Первая и вторая коммуны во Франции возникали не в вакууме, а в условиях крайнего кризиса, войны и распада старой государственности. Их антибюрократический пафос был не столько результатом продуманной институциональной теории, сколько реакцией на ненавистный старый аппарат. Коммуна стремилась уничтожить государство как отчуждённую силу, но была вынуждена почти мгновенно воспроизводить элементы государственности: комитеты, комиссии, органы принуждения, централизованное принятие решений. Уже в ходе своего краткого существования она столкнулась с необходимостью дисциплины, координации и контроля — то есть с теми самыми функциями, которые Ленин объявляет атрибутами «классового государства».
Это не упрёк Коммуне и не аргумент против революции как таковой. Это указание на более глубокую закономерность: функции управления и принуждения воспроизводятся независимо от идеологических намерений. Именно эту закономерность позже зафиксирует Макс Вебер, определив государство как организацию, претендующую на монополию легитимного насилия. Вебер принципиально уходит от классового редукционизма, потому что видит в государстве не просто инструмент, а устойчивую форму власти, основанную на бюрократии, рационализации и легитимности. Его анализ показывает то, чего не хочет видеть Ленин: аппарат управления живёт по собственной логике, и эта логика не выводится напрямую из классовых интересов.
Даже если государство создаётся как орудие класса, оно неизбежно вырабатывает собственные интересы — интересы самосохранения, расширения компетенций, стабилизации процедур. Роберт Михельс позже сформулирует это как «железный закон олигархии»: любая организация, даже созданная ради равенства и демократии, порождает элиту управления, потому что управление требует специализации, опыта и постоянства.

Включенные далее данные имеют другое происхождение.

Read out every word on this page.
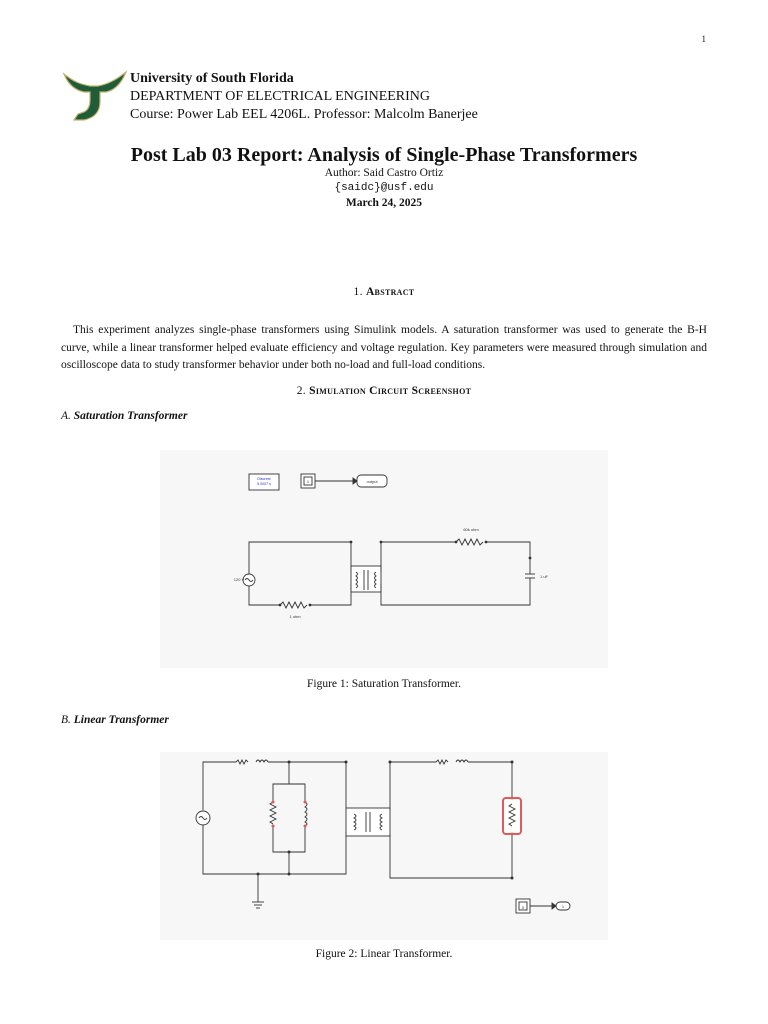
1
University of South Florida
DEPARTMENT OF ELECTRICAL ENGINEERING
Course: Power Lab EEL 4206L. Professor: Malcolm Banerjee
Post Lab 03 Report: Analysis of Single-Phase Transformers
Author: Said Castro Ortiz
{saidc}@usf.edu
March 24, 2025
1. Abstract
This experiment analyzes single-phase transformers using Simulink models. A saturation transformer was used to generate the B-H curve, while a linear transformer helped evaluate efficiency and voltage regulation. Key parameters were measured through simulation and oscilloscope data to study transformer behavior under both no-load and full-load conditions.
2. Simulation Circuit Screenshot
A. Saturation Transformer
Discrete
5.0007 s	1	output
120 V
1 ohm
60k ohm
1 uF
Figure 1: Saturation Transformer.
B. Linear Transformer
0	1
Figure 2: Linear Transformer.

Ленин надеется нейтрализовать этот процесс через выборность и сменяемость, но он недооценивает то, что власть воспроизводится не только через должности, но через контроль над информацией, координацией и ресурсами.
Здесь ленинская формула «государство = класс» начинает терять объяснительную силу. Класс — это социальная категория, лишённая единого сознания и воли. Он не может действовать как субъект напрямую. Всякая власть от имени класса осуществляется через посредников: советы, партии, комитеты, аппараты. Эти посредники неизбежно образуют особый слой, который уже не совпадает ни с буржуазией, ни с пролетариатом как социальным целым. Именно в этом смысле диктатура пролетариата структурно превращается в диктатуру аппарата, действующего от имени пролетариата, но руководствующегося собственной управленческой логикой.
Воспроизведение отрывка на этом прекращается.